Führungswechsel: Maria Katharina Moser leitet ab sofort eine der größten Hilfsorganisationen des Landes.

Der erste Tag im neuen Amt – und schon hat sie eine erste heikle Frage zu beantworten. Was sie denn anders machen will als ihr Vorgänger? Eine berechtigte Frage, denn Michael Chalupka war in seinen sechs Amtsperioden bzw. 24 Jahren als Direktor der Diakonie zu einem moralischen Gewissen des Landes gereift.

Maria Katharina Moser lächelt freundlich im Büro der Diakonie Österreich, das sich im Albert-Schweitzer-Haus befindet. Sie kennt die Journalistenseite gut, war ja in der Religionsabteilung des ORF selbst eine. Und so erklärt die 44-jährige Oberösterreicherin wohl überlegt: „Wir erhalten unseren Auftrag aus dem Evangelium, und der ändert sicht nicht.“ Der Auftrag lautet: „Dort zu sein, wo die Nöte und Bedürfnisse der Menschen sind.“ Die ändern sich sehr wohl.
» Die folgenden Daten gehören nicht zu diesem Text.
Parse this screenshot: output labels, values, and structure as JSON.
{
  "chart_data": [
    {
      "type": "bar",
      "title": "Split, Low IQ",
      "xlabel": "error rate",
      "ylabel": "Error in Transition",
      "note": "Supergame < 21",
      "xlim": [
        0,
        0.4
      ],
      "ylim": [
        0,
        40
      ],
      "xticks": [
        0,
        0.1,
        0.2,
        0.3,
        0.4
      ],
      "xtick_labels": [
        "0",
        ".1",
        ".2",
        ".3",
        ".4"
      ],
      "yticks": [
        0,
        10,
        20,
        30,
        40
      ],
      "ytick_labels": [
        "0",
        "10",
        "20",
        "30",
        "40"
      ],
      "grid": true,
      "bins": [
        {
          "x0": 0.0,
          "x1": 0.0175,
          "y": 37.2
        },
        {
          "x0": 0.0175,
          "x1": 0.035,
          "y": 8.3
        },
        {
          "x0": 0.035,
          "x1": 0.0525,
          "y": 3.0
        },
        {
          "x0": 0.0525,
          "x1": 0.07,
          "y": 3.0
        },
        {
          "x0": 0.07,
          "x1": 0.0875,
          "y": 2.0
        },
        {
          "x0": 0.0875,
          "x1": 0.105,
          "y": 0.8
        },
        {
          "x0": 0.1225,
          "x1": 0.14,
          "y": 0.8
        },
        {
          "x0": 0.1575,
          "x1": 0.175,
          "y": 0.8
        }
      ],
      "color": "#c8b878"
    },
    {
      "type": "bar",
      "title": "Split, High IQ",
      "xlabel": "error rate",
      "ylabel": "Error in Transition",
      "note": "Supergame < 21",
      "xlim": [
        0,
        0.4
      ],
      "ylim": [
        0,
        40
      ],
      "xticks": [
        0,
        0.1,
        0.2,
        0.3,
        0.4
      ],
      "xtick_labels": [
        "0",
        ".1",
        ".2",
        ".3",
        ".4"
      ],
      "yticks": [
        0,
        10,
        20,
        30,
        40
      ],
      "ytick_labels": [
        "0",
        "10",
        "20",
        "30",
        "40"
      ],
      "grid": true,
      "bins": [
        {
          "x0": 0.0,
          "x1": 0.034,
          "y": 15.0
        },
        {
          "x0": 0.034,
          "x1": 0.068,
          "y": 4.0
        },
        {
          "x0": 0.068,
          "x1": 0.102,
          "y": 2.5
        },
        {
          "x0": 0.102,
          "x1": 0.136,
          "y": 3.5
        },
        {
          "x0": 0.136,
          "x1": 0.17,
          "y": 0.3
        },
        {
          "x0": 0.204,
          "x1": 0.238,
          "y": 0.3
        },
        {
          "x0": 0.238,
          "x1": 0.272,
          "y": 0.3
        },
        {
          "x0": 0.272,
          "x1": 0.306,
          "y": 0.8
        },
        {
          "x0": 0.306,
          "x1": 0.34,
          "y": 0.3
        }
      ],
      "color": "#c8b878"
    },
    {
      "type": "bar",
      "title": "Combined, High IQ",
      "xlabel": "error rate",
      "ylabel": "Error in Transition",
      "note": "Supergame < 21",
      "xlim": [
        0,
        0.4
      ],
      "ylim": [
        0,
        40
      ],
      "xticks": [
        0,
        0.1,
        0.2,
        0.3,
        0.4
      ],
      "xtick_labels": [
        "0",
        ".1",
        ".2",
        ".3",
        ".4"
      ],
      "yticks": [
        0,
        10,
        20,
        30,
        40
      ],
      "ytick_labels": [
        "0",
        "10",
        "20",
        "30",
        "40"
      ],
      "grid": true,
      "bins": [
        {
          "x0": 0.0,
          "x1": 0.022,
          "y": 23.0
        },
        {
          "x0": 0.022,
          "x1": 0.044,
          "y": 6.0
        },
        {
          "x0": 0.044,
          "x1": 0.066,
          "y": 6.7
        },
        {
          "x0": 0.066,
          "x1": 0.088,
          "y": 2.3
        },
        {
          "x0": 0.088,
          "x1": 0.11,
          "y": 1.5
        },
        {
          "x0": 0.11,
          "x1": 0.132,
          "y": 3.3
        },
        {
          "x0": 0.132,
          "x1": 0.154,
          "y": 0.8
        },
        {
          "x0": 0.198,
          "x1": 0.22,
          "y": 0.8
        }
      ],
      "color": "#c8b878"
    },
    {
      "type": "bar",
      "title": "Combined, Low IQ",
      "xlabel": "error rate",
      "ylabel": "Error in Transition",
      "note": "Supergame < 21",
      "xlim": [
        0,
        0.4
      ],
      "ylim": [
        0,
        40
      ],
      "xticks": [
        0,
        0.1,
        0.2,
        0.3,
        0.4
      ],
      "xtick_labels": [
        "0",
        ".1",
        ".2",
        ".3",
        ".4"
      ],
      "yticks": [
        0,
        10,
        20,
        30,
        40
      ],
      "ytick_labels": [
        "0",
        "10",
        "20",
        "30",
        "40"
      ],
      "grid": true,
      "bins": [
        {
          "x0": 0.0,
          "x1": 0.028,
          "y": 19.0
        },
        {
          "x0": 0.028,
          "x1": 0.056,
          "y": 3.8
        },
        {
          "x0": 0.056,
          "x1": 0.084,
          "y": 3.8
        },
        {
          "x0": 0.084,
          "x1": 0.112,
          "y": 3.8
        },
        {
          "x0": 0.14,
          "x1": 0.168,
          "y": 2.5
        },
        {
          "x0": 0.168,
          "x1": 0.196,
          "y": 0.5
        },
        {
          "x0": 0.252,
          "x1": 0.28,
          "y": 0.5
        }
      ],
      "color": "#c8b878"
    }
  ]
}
In der ersten Sitzung, die sie leitet, spricht die evangelische Pfarrerin mit ihrem neuen Team über die Veränderungen: „In Österreich leben 130.000 Menschen mit Demenz. Diese Zahl wird sich bis zum Jahr 2050 verdoppeln. Für sie und für ihre Angehörigen müssen wir mehr und bessere Angebote schaffen.“

Ein weiteres wichtiges Betätigungsfeld für die Diakonie in den nächsten Jahren: „Die bessere Inklusion von Menschen mit Behinderung. Sie ist ein guter Gradmesser dafür, wie ernst es uns mit der Menschenwürde und mit der gesellschaftlichen Teilhabe wirklich ist.“ Für die promovierte Sozialethikerin gilt dabei die Prämisse: „Gott hat in jeden Menschen eine schöpferische Kraft gelegt.“

Diese Kraft stecke auch in jungen Menschen, die nicht das Glück hatten, in ähnlich behüteten Verhältnissen wie die älteste von vier Geschwistern eines Eferdinger Ehepaars aufzuwachsen. „Das ist eine Pflicht für uns alle. Die Hilfe sozial benachteiligter Kinder dürfen wir nicht privatisieren und ihren Familien überlassen. Je früher wir helfen, umso wirksamer ist es.“

Maria Katharina Moser war zuletzt dort, wo nicht wenige Benachteiligte leben. Bis Juni hat sie mit viel Herzblut die evangelische Pfarre in Wien-Simmering geleitet. Der Abschied, erzählt sie, sei ihr nicht leicht gefallen: „Ich wollte es der Gemeinde im Gottesdienst sagen, anschließend bin ich sofort ins Kammerl weinen gegangen.“

Auffallend ist, dass die neue Direktorin von sich aus nicht das Lieblingsthema der aktuellen Bundesregierung anspricht. Auf Nachfrage erläutert sie: „Natürlich werden wir als Diakonie weiterhin den Flüchtlingen helfen.“ Man möge aber bitte die Kirche im Dorf lassen: „Wir reden von weniger als 10.000 Menschen, die 2018 bei uns um Asyl ansuchen. Die Erfüllung dieses Menschenrechts wird sich eines der reichsten Länder der Welt leisten können. Nur zum Vergleich: Das Thema Pflege betrifft 1,5 Millionen Menschen direkt oder indirekt.“

Im Team der Diakonie Österreich arbeiten auffallend viele Frauen. Dass sie jetzt eine Chefin haben, sehen alle Befragten positiv. Moser selbst möchte zu einem „geschlechtergerechten Blick“ auf Diakonie-Themen beitragen. Ja, es sei ein Signal, dass eine Frau hier die Leitung übernommen hat. Ebenso wichtig sei es aber, all die Frauen in helfenden Berufen wertzuschätzen. Auch hier klare Worte: „Den Spitzenmanager, der den Job einer Pflegekraft erledigt und nebenbei seine Familie betreut, den schau’ ich mir an.“

Im Schlamm der Welt

Am Ende ihres ersten Arbeitstages in der Diakonie bringt sie dann noch ihre geliebte Skulptur an. Ein Eferdinger Bildhauer hat sie nach einer Flutkatastrophe aus dem Schlamm ihres Heimatortes geformt und ein Kreuz darauf gesetzt. Ihre Eltern haben ihr das Kunstwerk anlässlich ihrer Ordination zur Pfarrerin geschenkt. Für die neue Diakonie-Direktorin trägt es eine wichtige Botschaft in sich: „Wir scheuen uns nicht, in der Nachfolge Jesu im Schlamm dieser Welt zu waten. Wo die Nöte unserer Zeit sind, dort ist Kirche.“

Zur Person

Maria Katharina Moser (44) ist im oö. Eferding aufgewachsen und hat am Stiftsgymnasium Wilhering 1992 maturiert. Die Älteste von vier Geschwistern studierte dann katholische sowie evangelische Theologie in Wien und interkulturelle Frauenforschung in Manila. Ab 2007 arbeitete sie als ORF-Journalistin. 2012 übernahm sie für ein halbes Jahr eine Gastproffessur am Lehrstuhl für Sozialethik und Praktische Theologie in Saarbrücken.  Dann konvertierte sie zum evangelischen Glauben. Von September 2016 bis Juni 2018 war sie Pfarrerin in der Gemeinde Wien-Simmering. Nun ist sie Direktorin der Diakonie.